Для понимания социально-политических процессов, происходивших в нашей стране и многих других странах мира в последнее столетие, следует обратить внимание на концепцию Дж. Дэвиса и Т. Гарра, которая, по существу, является модификацией и развитием взглядов А. де Токвиля и известна под названием теории относительной депривации [5, с. 378-381]. Под относительной депривацией понимается разрыв между ценностными ожиданиями (материальными и иными условиями жизни, признаваемыми людьми справедливыми для себя) и ценностными возможностями (объемом жизненных благ, которые люди могут реально получить). Протест вызывается отнюдь не абсолютными размерами нищеты и бедствий народных масс. Можно найти, указывает Дж. Дэвис, бессчетное количество исторических периодов, когда люди жили в постоянной бедности или подвергались чрезвычайно сильному гнету, но открыто не протестовали против этого. Постоянная бедность или лишения не делают людей революционерами, чаще всего они терпят такие условия со смирением или немым отчаянием. Лишь когда люди начинают задаваться вопросом о том, что они должны иметь по справедливости, и ощущать разницу между тем, что есть, и тем, что должно бы быть, тогда и возникает синдром относительной депривации.
Дж. Дэвис и Т. Гарр выделяют три основных пути исторического развития, которые приводят к возникновению подобного синдрома и обостряют его до уровня революционной ситуации. Первый путь таков: в результате появления и распространения новых идей, религиозных доктрин, ценностей возникает ожидание более высоких жизненных стандартов, осознающихся людьми как справедливые, однако отсутствие реальных условий для реализации таких стандартов ведет к массовому недовольству. Такая ситуация может вызвать революцию пробудившихся надежд. Второй путь во многом прямо противоположен первому. Ожидания остаются прежними, но происходит существенное ухудшение возможностей для удовлетворения основных жизненных потребностей в результате экономического или финансового кризиса, либо в случае неспособности государства обеспечить приемлемый уровень общественной безопасности, либо из-за прихода к власти авторитарного, диктаторского режима. Разрыв между тем, что люди считают заслуженным и справедливым, и тем, что они имеют в реальной действительности, воспринимается как невыносимый. Такая ситуация названа Дж. Дэвисом революцией отобранных выгод. Третий путь сочетает в себе элементы первых двух.
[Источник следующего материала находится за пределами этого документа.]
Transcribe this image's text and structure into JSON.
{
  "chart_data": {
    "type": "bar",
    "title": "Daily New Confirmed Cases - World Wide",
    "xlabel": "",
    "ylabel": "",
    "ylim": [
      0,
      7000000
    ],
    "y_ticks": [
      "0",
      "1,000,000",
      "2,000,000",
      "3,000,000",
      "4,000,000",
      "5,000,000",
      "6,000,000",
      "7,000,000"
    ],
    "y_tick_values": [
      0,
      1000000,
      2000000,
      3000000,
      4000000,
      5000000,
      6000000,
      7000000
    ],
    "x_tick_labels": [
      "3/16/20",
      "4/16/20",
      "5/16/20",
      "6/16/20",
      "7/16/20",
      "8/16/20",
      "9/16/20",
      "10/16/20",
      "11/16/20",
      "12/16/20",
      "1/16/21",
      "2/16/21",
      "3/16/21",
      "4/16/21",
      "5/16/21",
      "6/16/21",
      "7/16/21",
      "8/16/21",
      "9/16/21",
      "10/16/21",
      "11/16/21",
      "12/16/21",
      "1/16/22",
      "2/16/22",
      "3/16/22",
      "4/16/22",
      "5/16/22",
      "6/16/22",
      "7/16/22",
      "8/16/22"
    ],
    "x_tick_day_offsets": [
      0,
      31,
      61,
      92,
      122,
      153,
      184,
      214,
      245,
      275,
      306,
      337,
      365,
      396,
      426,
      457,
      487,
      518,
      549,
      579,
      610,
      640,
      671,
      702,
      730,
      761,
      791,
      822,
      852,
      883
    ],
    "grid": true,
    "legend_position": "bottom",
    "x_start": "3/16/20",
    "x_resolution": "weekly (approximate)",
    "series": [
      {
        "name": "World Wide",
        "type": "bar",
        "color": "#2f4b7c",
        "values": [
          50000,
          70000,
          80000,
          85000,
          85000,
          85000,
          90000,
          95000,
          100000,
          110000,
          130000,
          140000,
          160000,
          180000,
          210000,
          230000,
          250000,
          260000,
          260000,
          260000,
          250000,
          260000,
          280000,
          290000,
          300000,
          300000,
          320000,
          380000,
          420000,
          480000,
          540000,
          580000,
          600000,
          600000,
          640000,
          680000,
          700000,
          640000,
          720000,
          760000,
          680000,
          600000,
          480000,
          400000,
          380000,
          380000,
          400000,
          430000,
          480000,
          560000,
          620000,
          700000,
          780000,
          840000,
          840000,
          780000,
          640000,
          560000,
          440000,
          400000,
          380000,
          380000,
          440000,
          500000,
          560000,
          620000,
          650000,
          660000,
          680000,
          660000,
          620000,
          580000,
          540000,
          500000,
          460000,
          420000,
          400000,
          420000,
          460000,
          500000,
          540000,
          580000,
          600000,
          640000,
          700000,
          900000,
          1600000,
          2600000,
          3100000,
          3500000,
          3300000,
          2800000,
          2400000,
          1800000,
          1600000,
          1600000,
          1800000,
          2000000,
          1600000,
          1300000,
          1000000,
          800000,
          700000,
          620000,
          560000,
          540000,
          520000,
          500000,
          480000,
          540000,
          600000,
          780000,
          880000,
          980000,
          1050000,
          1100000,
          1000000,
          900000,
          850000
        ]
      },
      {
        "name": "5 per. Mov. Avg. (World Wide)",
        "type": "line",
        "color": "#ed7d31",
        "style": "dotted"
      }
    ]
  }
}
Надежды на улучшение положения и возможности реального удовлетворения потребностей растут одновременно. Это происходит в период прогрессивного экономического роста, жизненные стандарты начинают возрастать, также поднимается уровень ожиданий. Но если на фоне такого процветания по каким-либо причинам (войны, экономический спад, стихийные бедствия и т. д.) резко падают возможности удовлетворения ставших привычными потребностей, это приводит к революции крушения прогресса. Ожидания по инерции продолжают расти, и разрыв между ними и реальностью становится еще более нестерпимым. Решающим фактором, считал Дж. Дэвис, будет смутный или явный страх, что ставшая привычной почва уйдет из-под ног.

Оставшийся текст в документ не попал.